People around the world enjoy sports: baseball, basketball, football, golf, hockey, rugby, track and field, soccer, softball, swimming, tennis, among many others.  And as much as we may think that spirituality and sports are unrelated, even a casual fan can notice a team praying before a game, one athlete meditating before he or she steps onto the field, and another pointing skyward and thanking God for a victory.

Even more interesting is what the Public Religion Research Institute (PRRI) discovered: 25% of Americans believe that God plays a role in determining which teams win sporting events.  In addition to God’s role in a game’s outcome, 53% of Americans believe that God blesses faithful athletes with abundant health and success.  Yet, 20% of sports fans also believe that their team has been cursed at some point.  Still another 28% say that they’ve prayed that God supports their team.

The challenge with these beliefs is that they create a capricious, puppeteer deity, a god which plays with our lives like a cosmic chess match, moving us around on some heavenly game board.  It presumes that God chooses winners and losers, establishing a special bracket only one person or team can win at some pre-determined time.

Yet, the truth is: God doesn’t create brackets or pick favorites.  Though sometimes, we do.  God doesn’t move us around.  We choose where we’ll go, what we’ll do, who we’ll be and how we’ll play our own game.  We decide whether to make winning or losing the ultimate prize or whether we’ll get into the game for the pure experience and joy of it.  When we believe that God plays roles or holds positions, we forget that God is infinite compassion, overflowing grace and unconditional love, a power and presence so awesome and wondrous, we won’t ever fully comprehend it.

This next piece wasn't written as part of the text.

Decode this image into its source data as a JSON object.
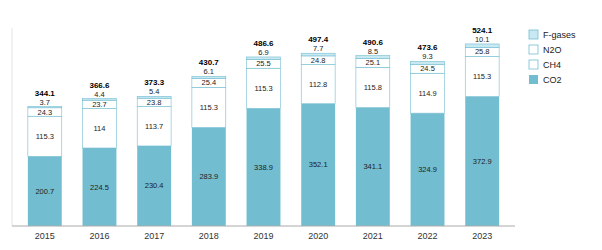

As we grow in spiritual maturity, we begin to realize that no matter which playing field we’re on, we choose how we’ll live and how we’ll do what all spiritual masters do: Live as the beloved, divine creations of God we are, no matter which team we’re on.  We also stop diminishing others or trying to wrestle the trophy away from someone else.  We become masters of our own spiritual practice first.  We invest time in contemplation, meditation, prayer and reflection so we can align ourselves with God.

On the way, we also release the need to know how everything will turn out.  We walk by faith, rather than by sight.  We know someone or some team will win, though we don’t always know which one.

And as we grow, we remember the truth: God doesn’t take sides.  God is on all sides, with us, within us, around us, expressing through us, as us.  And at any moment, we can change our game and be on God’s side, too.